Gold loses ground after hawkish signals from Fed
Gold fell further on Thursday, deflated by hawkish stance of the US Federal Reserve, as the central bank kept interest rates on hold in its September’s policy meeting which ended on Wednesday, but signaled another hike by the end of the year and likely to keep high interest rates through 2024.
Hawkish Fed’s posture on interest rates renewed demand for dollar and increased pressure on metal’s price.
Fresh weakness contributes to formation of reversal pattern on daily chart after the action on Wednesday was strongly rejected above daily cloud top, leaving daily Doji candle with long upper shadow and forming a bull-trap pattern.
Today’s acceleration lower hit over 50% retracement of $1900/$1947 upleg, adding to signals that near-term bull-phase is likely over.
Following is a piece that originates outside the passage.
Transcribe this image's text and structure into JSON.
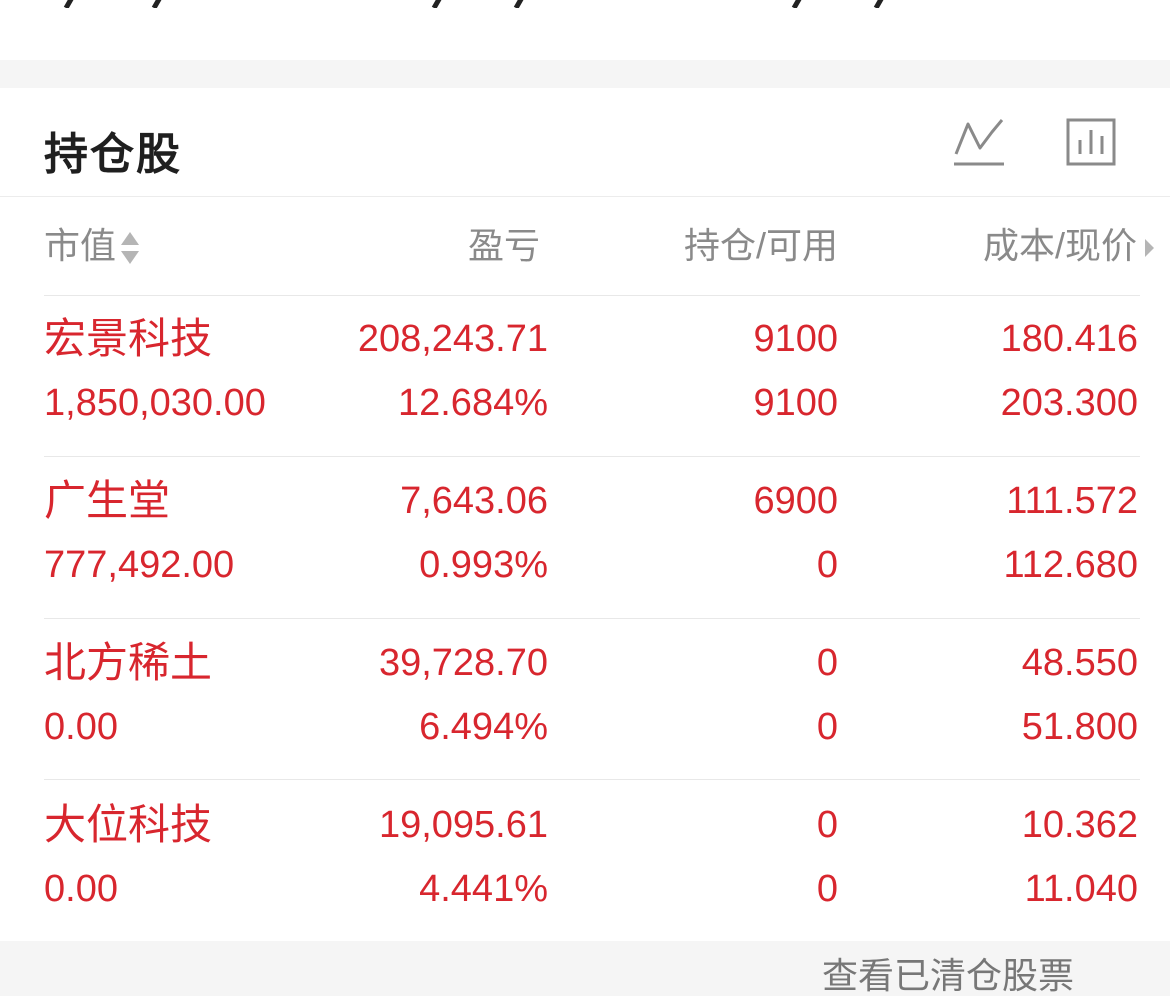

Close below 50% retracement ($1924, reinforced by 200DMA) is needed to confirm signal and risk deeper drop towards Fibo targets at $1918/11 (Fibo 61.8% / 76.4% respectively) and expose key near-term support at $1900 (Sep 14 higher low).
The 14-d momentum indicator remains in negative territory and RSI/Stochastic are heading south, reinforcing negative near-term outlook.
The base of daily cloud ($1929) marks solid resistance, with today’s close below here needed to keep the action biased lower.